Quizás la calidad de vida sea una de ellas; el poder elegir el colegio de tus críos, acceder a ser propietario de una casa en la ciudad sin necesidad de hipotecar a todos tus parientes contigo ni de irse a vivir a un Seseña del tres al cuarto donde el gris que no te da el cielo te lo regala el cemento que te rodea. Ir al médico de un día para otro y recibir los mejores tratamientos posibles sin estar sometido a listas de espera; disfrutar del verde cuando consigue uno olvidarse del gris, tener el mar a una hora de coche, aprender idiomas sin enterarse, tener la oportunidad de hablar esos mismos idiomas que se aprenden, ver gente por la calle de todos los colores, estaturas, apariencia y condición. Conseguir entradas para la opera de una semana para otra, que tus hijos toquen un instrumento musical sin que sea un privilegio, que el ruido no sea un derecho humano, el chocolate de primera calidad y los parques sean más y más grandes que los aparcamientos. Como verán ustedes, el norte tiene ciertas ventajas, que se mantienen en buena medida porque los impuestos, que son atroces, las financian; repartiendo la carga entre casi todos, siendo esos “casi todos” bastante más numerosos que en otros lugares soleados; y porque siendo tierra de acogida, no le regalan a nadie el pasaporte por comprarse cinco pisos sino por huir de lugares espeluznantes, cosa que tiene más sentido, la verdad.

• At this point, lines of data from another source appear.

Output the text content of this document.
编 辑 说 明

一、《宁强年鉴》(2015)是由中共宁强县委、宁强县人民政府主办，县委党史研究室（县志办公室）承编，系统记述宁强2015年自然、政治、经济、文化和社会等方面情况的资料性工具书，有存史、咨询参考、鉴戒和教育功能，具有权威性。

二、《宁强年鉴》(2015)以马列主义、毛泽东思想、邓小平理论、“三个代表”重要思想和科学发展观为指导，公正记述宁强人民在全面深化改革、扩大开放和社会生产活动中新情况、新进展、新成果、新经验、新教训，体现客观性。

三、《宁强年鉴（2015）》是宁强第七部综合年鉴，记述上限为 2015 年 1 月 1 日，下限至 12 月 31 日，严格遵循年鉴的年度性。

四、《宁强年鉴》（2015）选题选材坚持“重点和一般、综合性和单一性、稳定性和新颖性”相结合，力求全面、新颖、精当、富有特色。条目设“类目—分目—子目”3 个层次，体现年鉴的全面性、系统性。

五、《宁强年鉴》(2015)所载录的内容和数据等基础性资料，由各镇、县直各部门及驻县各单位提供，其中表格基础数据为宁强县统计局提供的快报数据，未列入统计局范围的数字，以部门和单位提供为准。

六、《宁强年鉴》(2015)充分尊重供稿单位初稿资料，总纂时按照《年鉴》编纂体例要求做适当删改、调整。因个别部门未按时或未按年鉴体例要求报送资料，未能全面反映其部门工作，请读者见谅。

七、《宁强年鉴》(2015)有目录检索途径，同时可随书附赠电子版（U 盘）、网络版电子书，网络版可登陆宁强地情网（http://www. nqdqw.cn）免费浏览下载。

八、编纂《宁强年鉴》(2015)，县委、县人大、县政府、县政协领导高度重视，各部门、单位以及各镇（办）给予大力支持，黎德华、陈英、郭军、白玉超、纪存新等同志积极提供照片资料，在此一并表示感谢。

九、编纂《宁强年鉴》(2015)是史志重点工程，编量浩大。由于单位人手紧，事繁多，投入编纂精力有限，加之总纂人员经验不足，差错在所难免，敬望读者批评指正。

Que si todo eso compensa la falta de sol, las veintiocho horas de luz en enero y el cielo Armani durante días y días? No me tiren de la lengua; ningún lugar es perfecto y si llega a serlo, a fuerza de permanecer mucho en él también acaba cansando. En estos días grises que se suceden y se dan el relevo, escamoteándonos la luz que necesitamos para hacer nuestra propia fotosíntesis emocional, más vale hacer una lista larga de ventajas que afrontar los inconvenientes a golpe de ansiolítico. ¿O no?